Ben bir de Ekim’de çay
demlemeyi öğrendim. Tabii ki bildiğimiz çay değil yav:) Onu ocağın altını
yakmayı öğrendiğimden beri bilirim ve de güzel çay demlerim söylemesi ayıp! Bu
bahsettiğim şifalı bitki çayları. Aybaşında Tea&Pot çay atölyesine
katılmıştık, püf noktalarını öğrenmiştik. Ne zamandır aklımda olan döküm
demliği sipariş ettim. Ahanda işte bu. Ama kızlar ev hediyesi olarak verdiler,
nasıl incesiniz yav… Demlik deyip geçme, son derece berrak ve güzel demliyor. Demlenirken
çayın ısısını muhafaza ediyor. Biz İlkerle hemen her gece bir bitki çayı çeşidi
deniyoruz. Favorimiz White peony ve gül. Ben dün tarçın da ekledim harika bir
aroması oldu. Sonra Çinliler sağ olsun, Oolong çayı getirmişler, memleketten,
onlar bile benim çay manyağı olduğumu biliyorlar.
Ekim değişik lezzetlerin
de keşif ayı oldu bizim evde. Mesela bayatlamayan mayalı poğaça, İlkerle Arca akşamüzeri
ikindi kahvaltılarında reçel sürüp yediler, bayıldılar. Tarifini buradan aldım,
meraklısına… Bir de İlkerlerin bu yaz bolca tuttuğu kalamarlardan, bizim
balıkçımıza geldiğinde tazesinden ayırttığımız karideslerden nefis bir makarna
sosu yaptı muhterem, yemez koynuna alır seversin, o derece nefis!
Ve bence Ekim ayının en
mutluluk verici olayı, Kumkurdu serisini tamamlamaktı. Arca ile okumaya
başladık. Ha bir de Arca’nın bize kitap okuması… bu ay için kayda değer
ilklerden biri. Bir akşam geç olmuştu, ben de kitap okumaya vakit kalmadı,
direkt uyuyoruz demiş, Sakar Cadı Vinileri tatilde bir gün yataktan çıkmayıp
hepsini okuyacağıma söz vermiştim. İlk tatil fırsatında yığdı kucağıma seriyi.
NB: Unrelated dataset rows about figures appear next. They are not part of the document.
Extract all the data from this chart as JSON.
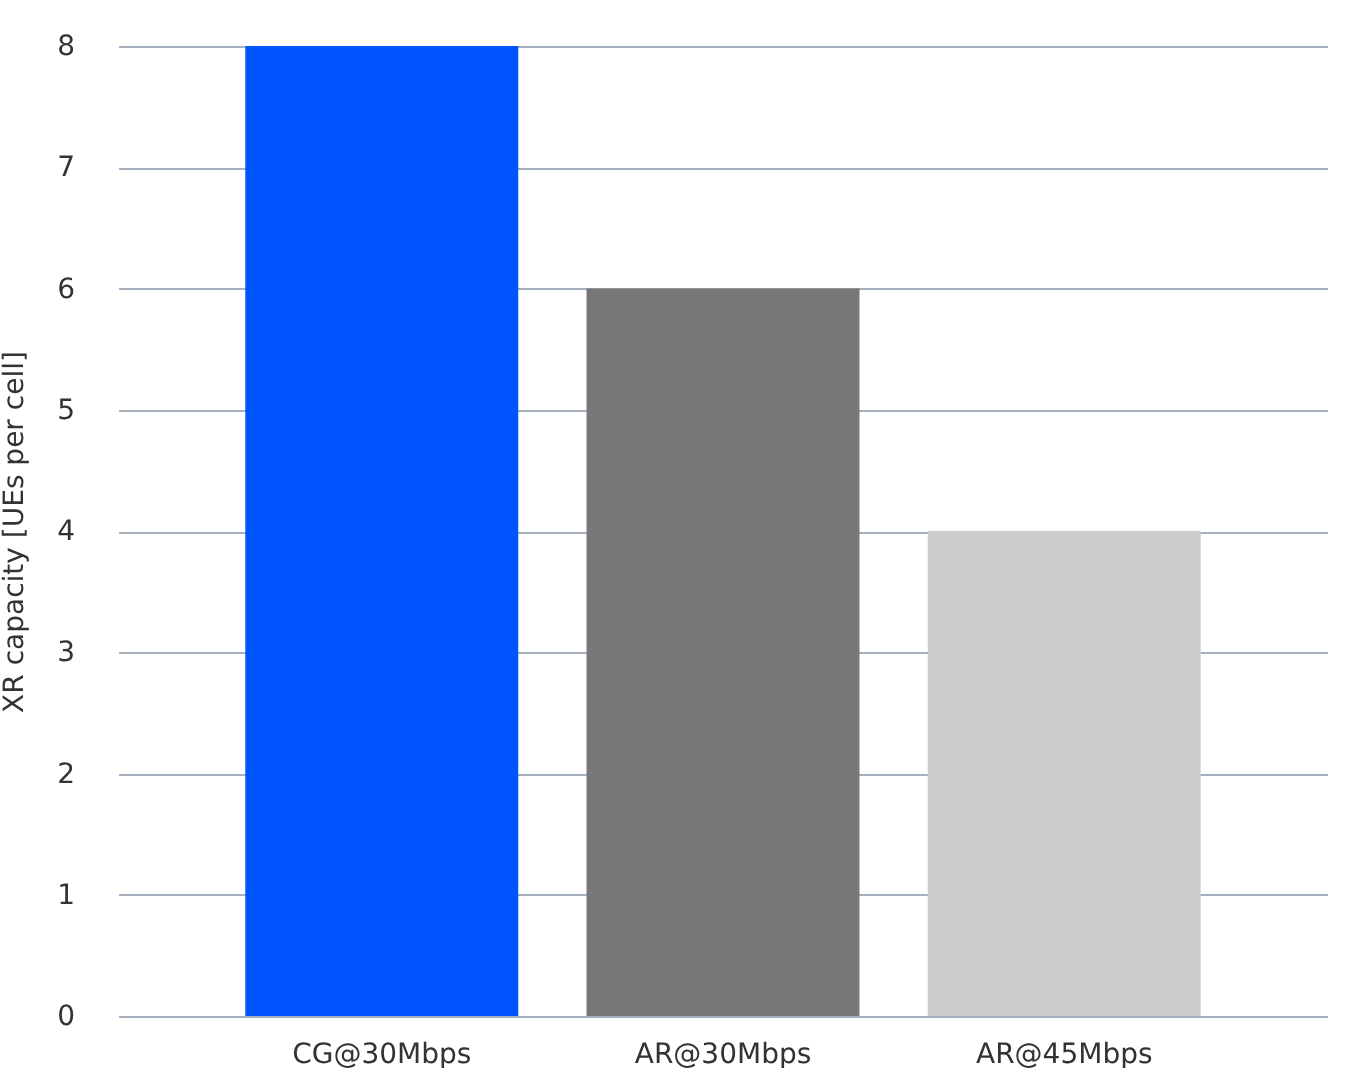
{
  "chart_data": {
    "type": "bar",
    "ylabel": "XR capacity [UEs per cell]",
    "categories": [
      "CG@30Mbps",
      "AR@30Mbps",
      "AR@45Mbps"
    ],
    "values": [
      8,
      6,
      4
    ],
    "colors": [
      "#0055ff",
      "#777777",
      "#cccccc"
    ],
    "ylim": [
      0,
      8
    ],
    "yticks": [
      0,
      1,
      2,
      3,
      4,
      5,
      6,
      7,
      8
    ],
    "grid": "y"
  }
}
Bir iki üç ay dilim damağım kurudu, hafiften de hasta gibiyim, “bir tane de sen
oku” dedim, okudu vallaha… El yazısı okuyamıyor ama normal kitap okuyabiliyor,
kıyamam… Ama bu da iyi bir şey, okulda yeni bir şey olmasa çok sıkılabilirdi.
Ekim, iş hayatında türlü
sıkıntılar getirdi, çözüm bekleyen problemler, kötüye giden bir Pazar… Allah
sonumuzu hayır etsin. Hele ki önümüzde boylu boyunca uzanan bir seçim süreci
var. Geçen toplantı yaptığımız Çinlilere bile hazır Türkiyedesiniz oy atın
dedim, boşa gitmesin…
Ekim tüm yoğunluğu ile
geride kalırken, Kasım bize yeni umutlar getirsin. Kasım güzeldir, ablamın
doğduğu ay, kışa ısınma turları, kısa günler uzun geceler… Kasım bize
güzellikler getirsin…
Çorbacının Ekim'i :) |
1 yorum:
Evet Kasım güzeldir. ama kötü başladık. Çok umutsuzum bir yandan umudunu kaybetme diyorum ama dokunsan ağlayacağım o kadar. İstikrar sürecek ama değil mi?